Girls between 5 and 14 years old spend 40 per cent more time, or 160 million more hours a day, on unpaid household chores and collecting water and firewood compared to boys their age, according to a research undertaken by UNICEF. The report - Harnessing the Power of Data for Girls: Taking stock and looking ahead to 2030 - includes the first global estimates on the time girls spend doing household chores such as cooking, cleaning, caring for family members and collecting water and firewood.
The report’s findings echo so much I what I have seen and learnt during my time in Nebbi. It is women and young girls who I see every day walking up and down the road into Nebbi itself carrying heavy loads – basins of washing, baskets of tomatoes, onions, maize, etc., sacks of charcoal, dried cassava or cassava flour, bundles of fire wood, water jerry cans, etc. – on their heads. It is rare to see boys carrying these loads. I have only seen one women riding (i.e. not a pillion passenger) a motorbike and I can’t even start to guess at how many motorcycles I have seen go passed me.

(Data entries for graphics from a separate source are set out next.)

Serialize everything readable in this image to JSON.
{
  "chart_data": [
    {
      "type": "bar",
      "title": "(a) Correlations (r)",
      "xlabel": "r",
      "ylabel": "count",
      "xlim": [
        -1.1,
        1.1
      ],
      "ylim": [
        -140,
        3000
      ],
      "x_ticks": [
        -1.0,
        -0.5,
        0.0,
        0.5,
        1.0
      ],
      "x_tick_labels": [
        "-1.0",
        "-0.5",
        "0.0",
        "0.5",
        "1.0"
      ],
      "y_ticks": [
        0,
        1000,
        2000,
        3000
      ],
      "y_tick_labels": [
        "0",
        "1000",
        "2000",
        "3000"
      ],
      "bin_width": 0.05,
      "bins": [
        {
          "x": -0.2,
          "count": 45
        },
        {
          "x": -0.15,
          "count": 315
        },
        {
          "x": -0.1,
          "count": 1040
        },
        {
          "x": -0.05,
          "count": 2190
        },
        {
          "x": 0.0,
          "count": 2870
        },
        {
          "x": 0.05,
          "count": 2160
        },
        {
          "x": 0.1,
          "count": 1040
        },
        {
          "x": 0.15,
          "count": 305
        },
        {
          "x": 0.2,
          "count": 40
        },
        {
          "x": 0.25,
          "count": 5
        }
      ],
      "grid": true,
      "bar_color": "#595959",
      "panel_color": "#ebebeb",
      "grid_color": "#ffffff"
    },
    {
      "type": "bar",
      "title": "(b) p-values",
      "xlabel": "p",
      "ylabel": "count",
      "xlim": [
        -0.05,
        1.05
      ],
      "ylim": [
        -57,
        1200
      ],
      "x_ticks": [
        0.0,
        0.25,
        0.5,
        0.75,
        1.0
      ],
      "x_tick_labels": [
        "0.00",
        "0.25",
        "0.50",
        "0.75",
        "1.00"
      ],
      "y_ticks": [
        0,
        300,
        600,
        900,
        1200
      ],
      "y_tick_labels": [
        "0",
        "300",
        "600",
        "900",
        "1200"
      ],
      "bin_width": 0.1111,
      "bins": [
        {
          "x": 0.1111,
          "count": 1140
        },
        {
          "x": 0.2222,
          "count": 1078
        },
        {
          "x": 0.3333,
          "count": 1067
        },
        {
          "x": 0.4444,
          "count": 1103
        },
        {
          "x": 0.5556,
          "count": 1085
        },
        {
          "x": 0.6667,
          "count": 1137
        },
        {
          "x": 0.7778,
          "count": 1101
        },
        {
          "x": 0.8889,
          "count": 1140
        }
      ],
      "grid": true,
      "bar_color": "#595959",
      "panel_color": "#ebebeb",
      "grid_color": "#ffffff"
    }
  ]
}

Whenever I have passed a water source (clean or unclean), it has been the women and girls operating the pump and filling the jerry cans before lifting them onto their heads for the long walk home.
It has also been very apparent, when visiting schools, that fewer girls are in education than boys. If a family is struggling to pay school fees, the money available will be spent on the boys as the culture does not value girls equally to boys.
Yesterday, I visited St. Maria Goretti Secondary School on the outskirts of Nebbi. The school is an all girls' boarding school which opened last year. The school is working hard to try and improve school attendance for girls (which is currently as low as around 65 girls per 100 boys). The provision of boarding facilities seeks to enable the girls to focus on their studies as they will not be diverted to other household chores. It is also means that absentee rates will be less as the girls won't be kept home when they are required to care for the younger siblings or work on the family's land.